Guess what? In a radical move, Afghan television broadcaster Tolo News aired an all-female panel in its studio with an audience of women to mark International Women’s Day on March 8, a rare broadcast since the Taliban took over and many female journalists left the profession or started working off-air.
Go deeper:
- With surgical masks covering their faces, the panel of three women and one female moderator discussed the position of women in Islam.
- “A woman has rights from an Islamic point of view … it is her right to be able to work, to be educated,” journalist Asma Khogyani said, during the panel.
- A panellist and former university professor Zakira Nabil said that women will continue finding ways to work and learn.
Why it matters? A survey by Reporters Without Borders last year found that more than 75 percent of female journalists had lost their jobs since the Taliban took over as foreign forces withdrew in August 2021.
- Apart from the fear of working, the Taliban has put in place a mandatory face mask rule for women anchors on televisions as well.
- The Taliban last year restricted most girls from high school, women from university and stopped most Afghan female NGO workers.
- Due to growing restrictions as well as the country’s severe economic crisis, the International Labour Organisation said female employment had fallen 25% last year since mid-2021. It added that more women were turning to self-employed work such as tailoring at home.
Zoom out: This comes even as the Organization of Islamic Cooperation (OIC) reiterated that women’s rights are synonymous with Islamic rights, and called on the Taliban to live up to the promises they made to respect women’s rights and rescind their decision banning women from secondary and college education.
- Speaking at the UN headquarters in New York during a day-long “Women in Islam” conference marking International Women’s Day, officials and heads of international organizations also urged Western media outlets to address negative stereotypes in their coverage of Muslim women.
- “The common thread in everyone’s message today covered the unfortunate situation in Afghanistan, and everyone expressed their displeasure and disappointment that women in Afghanistan have not only been deprived of their rights but the interim government has not yet lived up to its promises to allow access to education,” Pakistani Foreign Minister Bilawal Bhutto Zardari, whose country currently holds the rotating chair of the OIC, said.
- It is especially disappointing that the Taliban uses Islam as a justification for their treatment of women, he added.
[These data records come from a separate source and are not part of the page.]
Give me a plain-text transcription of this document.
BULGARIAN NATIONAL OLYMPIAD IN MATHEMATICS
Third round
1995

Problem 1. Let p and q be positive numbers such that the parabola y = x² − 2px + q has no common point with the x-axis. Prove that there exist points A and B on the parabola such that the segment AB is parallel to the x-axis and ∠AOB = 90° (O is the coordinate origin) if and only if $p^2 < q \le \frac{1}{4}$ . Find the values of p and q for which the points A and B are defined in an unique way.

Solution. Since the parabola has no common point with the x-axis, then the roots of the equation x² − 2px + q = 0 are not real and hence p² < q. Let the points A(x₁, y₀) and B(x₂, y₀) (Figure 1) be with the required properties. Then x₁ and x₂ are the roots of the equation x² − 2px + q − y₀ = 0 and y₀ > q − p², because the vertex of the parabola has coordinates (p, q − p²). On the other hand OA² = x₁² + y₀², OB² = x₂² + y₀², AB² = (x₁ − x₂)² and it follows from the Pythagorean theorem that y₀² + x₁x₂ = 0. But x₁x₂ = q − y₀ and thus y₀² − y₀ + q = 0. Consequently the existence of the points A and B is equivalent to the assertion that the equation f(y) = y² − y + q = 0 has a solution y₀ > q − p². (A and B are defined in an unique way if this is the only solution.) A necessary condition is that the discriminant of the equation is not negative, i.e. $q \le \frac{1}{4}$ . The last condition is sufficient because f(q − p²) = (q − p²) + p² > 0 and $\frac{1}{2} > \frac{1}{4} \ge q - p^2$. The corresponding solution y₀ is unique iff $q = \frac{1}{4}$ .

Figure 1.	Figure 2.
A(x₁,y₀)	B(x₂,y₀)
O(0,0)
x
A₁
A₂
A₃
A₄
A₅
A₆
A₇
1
- The Yemeni deputy permanent representative to the UN, Marwan Ali Noman Aldobhany, compared the actions of the Taliban with those of the Iran-backed Houthi militia in Yemen, saying that both groups deny women their political, economic and social rights.
- He called on UN member states to denounce such practices, which have “no connection to Islam.”
- Apart from this, even the US State Department in a statement said that over the past year and a half, Afghanistan has seen one of the steepest declines globally in the respect for the human rights of women and girls. It stated that if Taliban’s policies are not reversed, the harmful effects of these reprehensible measures will be devastating and irreparable for Afghanistan’s economy and society.
- The statement urged the Taliban to respect all people of Afghanistan, deliver on their commitments to the Afghan people and the international community, and reverse all decisions and practices restricting women’s and girls’ exercise of their human rights and fundamental freedoms.
- Afghan women and girls have been denied access to secondary education, to higher education, to public and political spaces, and to employment opportunities.
- While calling attention to the situation in that country, it added that services for supporting victims of gender-based violence have been largely dismantled.
- The joint statement on the occasion of International Women’s Day had been issued on behalf of the from the Foreign Ministers of Australia, Belgium, Bulgaria, Canada, Denmark, Finland, France, Germany, Italy, Japan, the Kingdom of Saudi Arabia, the Netherlands, New Zealand, Norway, Qatar, the Republic of Korea, Spain, Sweden, Switzerland, Türkiye, the United Arab Emirates, the United Kingdom, and the United States and the High Representative of the European Union.